Güncel
İsmail Kılıçarslan: Arkadaşlık, dahası dostluk her şeyden önce bir “neşe” üretir, üretmelidir
Follow @dusuncemektebi2
İsmail Kılıçarslan- Yeni Şafak
Odayı altüst ettik. Bir labirent oyunu oynar gibi, o masayı buraya, bu koltuğu şuraya derken çeyrek saatte “buraya üç kişi sığar, kamera da şuradan çekim yapar” kıvamına geldik.
Aslında dört kişiydik. Ama alanımıza dört kişinin sığmasına imkân yoktu. O yüzden üç kişiye indirdik programı. Katılımcıları sürekli değişecek, dördüncü kişi telefon bağlantısı yaparmış gibi kenarda oturacaktı.
O meşhur, meşhur olduğu kadar da bayat soruyu sordu arkadaşlardan biri: “Ne konuşacağız?”
Size bir sır vereyim. Ben bu sorudan nefret ederim. Birazdan başlayacak bir muhabbet öncesi, çay ocağında çayları söylemeden hemen önce, “eee, ne konuşacağız?” diye sorsa arkadaşlarınızdan biri “nasıl la ne konuşacağız, muhabbet edeceğiz işte” demez misiniz? O halde niçin, araya kamera girince ne konuşacağımızı merak edelim ki? Çayları söyleyelim, muhabbeti demleyelim, rüzgâr bizi nereye götürürse oraya doğru akalım. Akalım ki sözün uçurtması süzülsün nazlı nazlı o rüzgârla.
Kamera kayda girdi. Başladık muhabbete. Kıkırdadık, güldük, gülümsedik, birimiz öksürdü onu çok komik bulduk. Dördüncümüz yandan muhabbete bağlandı, onu da…
“Ne konuşacağız?” endişesiyle başlayan program “amma çok şey konuştuk” diyerek, planladığımız süreyi de epeyce aşarak bitti.
Fakat size anlatmak istediğim şey bu değil.

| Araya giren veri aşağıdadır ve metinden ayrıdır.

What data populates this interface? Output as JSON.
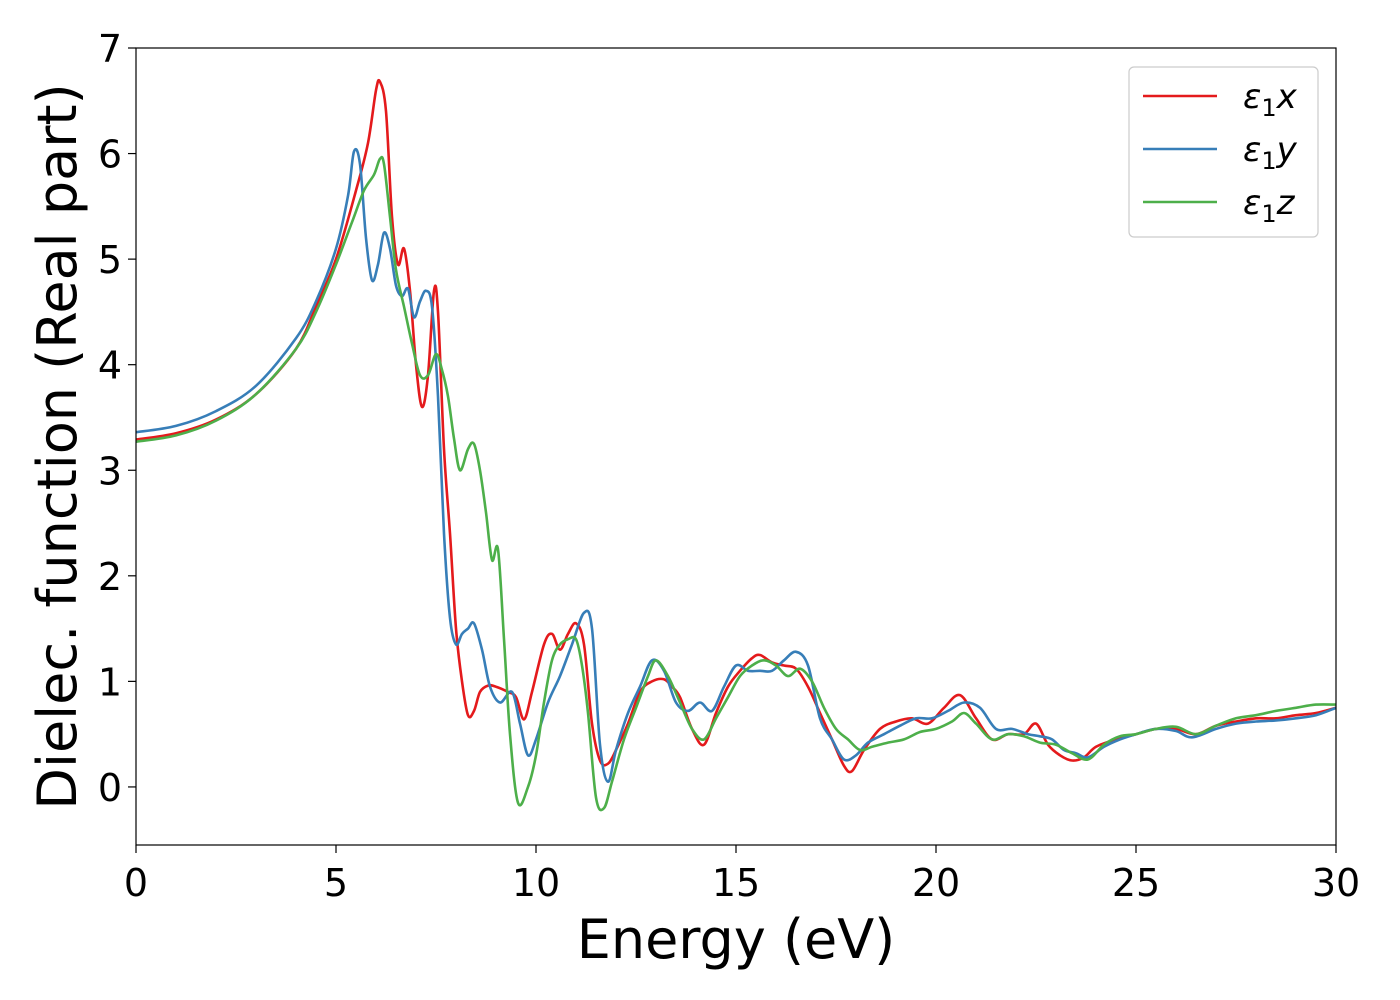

Program çekilirken ben sürekli “dört dostun dokunulabilir neşesi” isimli bir şiir yazmanın hayalini kurdum. Belki şöyle başlardı: “o duvarın önündeki bizdik ve bir Balkan havası.” Yahut belki de şöyle: “sahih gülümsemeler diyarında argın dört akıncı at mahmuzluyoruz” Hatta belki de şöyle: “arkadaştık, tüm yorgunluklardan sonra gülümsüyorduk.”

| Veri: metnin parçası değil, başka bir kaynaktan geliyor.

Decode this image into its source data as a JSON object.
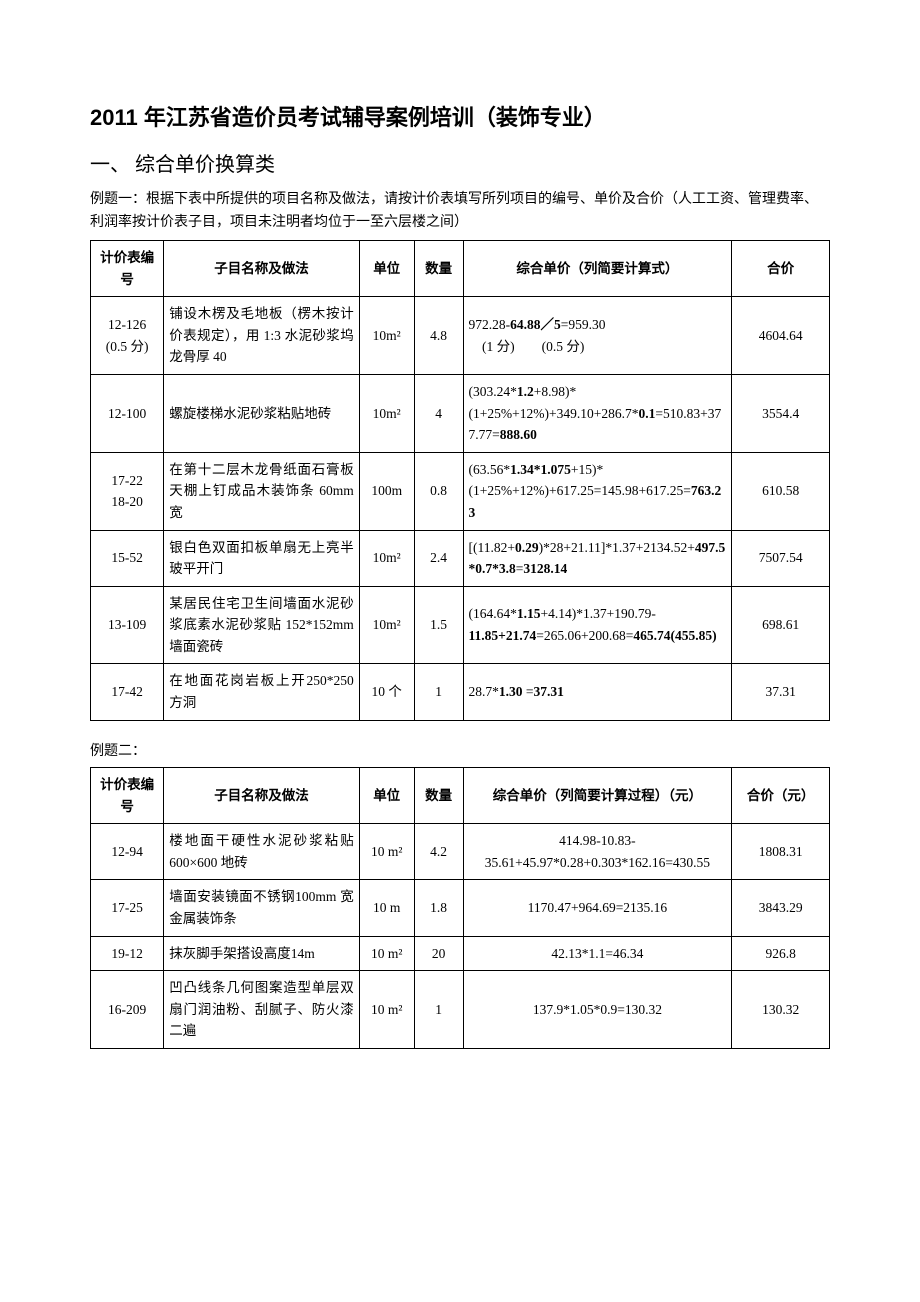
{
  "title": "2011 年江苏省造价员考试辅导案例培训（装饰专业）",
  "section1": "一、 综合单价换算类",
  "example1_intro": "例题一：根据下表中所提供的项目名称及做法，请按计价表填写所列项目的编号、单价及合价（人工工资、管理费率、利润率按计价表子目，项目未注明者均位于一至六层楼之间）",
  "table1": {
    "headers": {
      "id": "计价表编号",
      "name": "子目名称及做法",
      "unit": "单位",
      "qty": "数量",
      "calc": "综合单价（列简要计算式）",
      "total": "合价"
    },
    "rows": [
      {
        "id": "12-126\n(0.5 分)",
        "name": "铺设木楞及毛地板（楞木按计价表规定），用 1:3 水泥砂浆坞龙骨厚 40",
        "unit": "10m²",
        "qty": "4.8",
        "calc_html": "972.28-<b>64.88／5</b>=959.30<br>　(1 分)　　(0.5 分)",
        "total": "4604.64"
      },
      {
        "id": "12-100",
        "name": "螺旋楼梯水泥砂浆粘贴地砖",
        "unit": "10m²",
        "qty": "4",
        "calc_html": "(303.24*<b>1.2</b>+8.98)*(1+25%+12%)+349.10+286.7*<b>0.1</b>=510.83+377.77=<b>888.60</b>",
        "total": "3554.4"
      },
      {
        "id": "17-22\n18-20",
        "name": "在第十二层木龙骨纸面石膏板天棚上钉成品木装饰条 60mm 宽",
        "unit": "100m",
        "qty": "0.8",
        "calc_html": "(63.56*<b>1.34*1.075</b>+15)*(1+25%+12%)+617.25=145.98+617.25=<b>763.23</b>",
        "total": "610.58"
      },
      {
        "id": "15-52",
        "name": "银白色双面扣板单扇无上亮半玻平开门",
        "unit": "10m²",
        "qty": "2.4",
        "calc_html": "[(11.82+<b>0.29</b>)*28+21.11]*1.37+2134.52+<b>497.5*0.7*3.8</b>=<b>3128.14</b>",
        "total": "7507.54"
      },
      {
        "id": "13-109",
        "name": "某居民住宅卫生间墙面水泥砂浆底素水泥砂浆贴 152*152mm 墙面瓷砖",
        "unit": "10m²",
        "qty": "1.5",
        "calc_html": "(164.64*<b>1.15</b>+4.14)*1.37+190.79-<b>11.85+21.74</b>=265.06+200.68=<b>465.74(455.85)</b>",
        "total": "698.61"
      },
      {
        "id": "17-42",
        "name": "在地面花岗岩板上开250*250 方洞",
        "unit": "10 个",
        "qty": "1",
        "calc_html": "28.7*<b>1.30</b> =<b>37.31</b>",
        "total": "37.31"
      }
    ]
  },
  "example2_label": "例题二：",
  "table2": {
    "headers": {
      "id": "计价表编号",
      "name": "子目名称及做法",
      "unit": "单位",
      "qty": "数量",
      "calc": "综合单价（列简要计算过程）（元）",
      "total": "合价（元）"
    },
    "rows": [
      {
        "id": "12-94",
        "name": "楼地面干硬性水泥砂浆粘贴 600×600 地砖",
        "unit": "10 m²",
        "qty": "4.2",
        "calc": "414.98-10.83-35.61+45.97*0.28+0.303*162.16=430.55",
        "total": "1808.31"
      },
      {
        "id": "17-25",
        "name": "墙面安装镜面不锈钢100mm 宽金属装饰条",
        "unit": "10 m",
        "qty": "1.8",
        "calc": "1170.47+964.69=2135.16",
        "total": "3843.29"
      },
      {
        "id": "19-12",
        "name": "抹灰脚手架搭设高度14m",
        "unit": "10 m²",
        "qty": "20",
        "calc": "42.13*1.1=46.34",
        "total": "926.8"
      },
      {
        "id": "16-209",
        "name": "凹凸线条几何图案造型单层双扇门润油粉、刮腻子、防火漆二遍",
        "unit": "10 m²",
        "qty": "1",
        "calc": "137.9*1.05*0.9=130.32",
        "total": "130.32"
      }
    ]
  }
}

Başlamadı. Başlamadım daha doğrusu. Yazmayacağım yani o şiiri. Ama o şiirde ne demek istiyorsam burada onu demeye çabalayacağım.
Arkadaşlık, dahası dostluk her şeyden önce bir “neşe” üretir, üretmelidir. Ergen sululuğunu, yetişkin iğnemelerini, yaşlı alaycılığını kastetmiyorum. Dolaysız, dolayımsız, doğrudan ve dokunulabilir bir neşe üretebiliyorsanız dostluk vardır masada.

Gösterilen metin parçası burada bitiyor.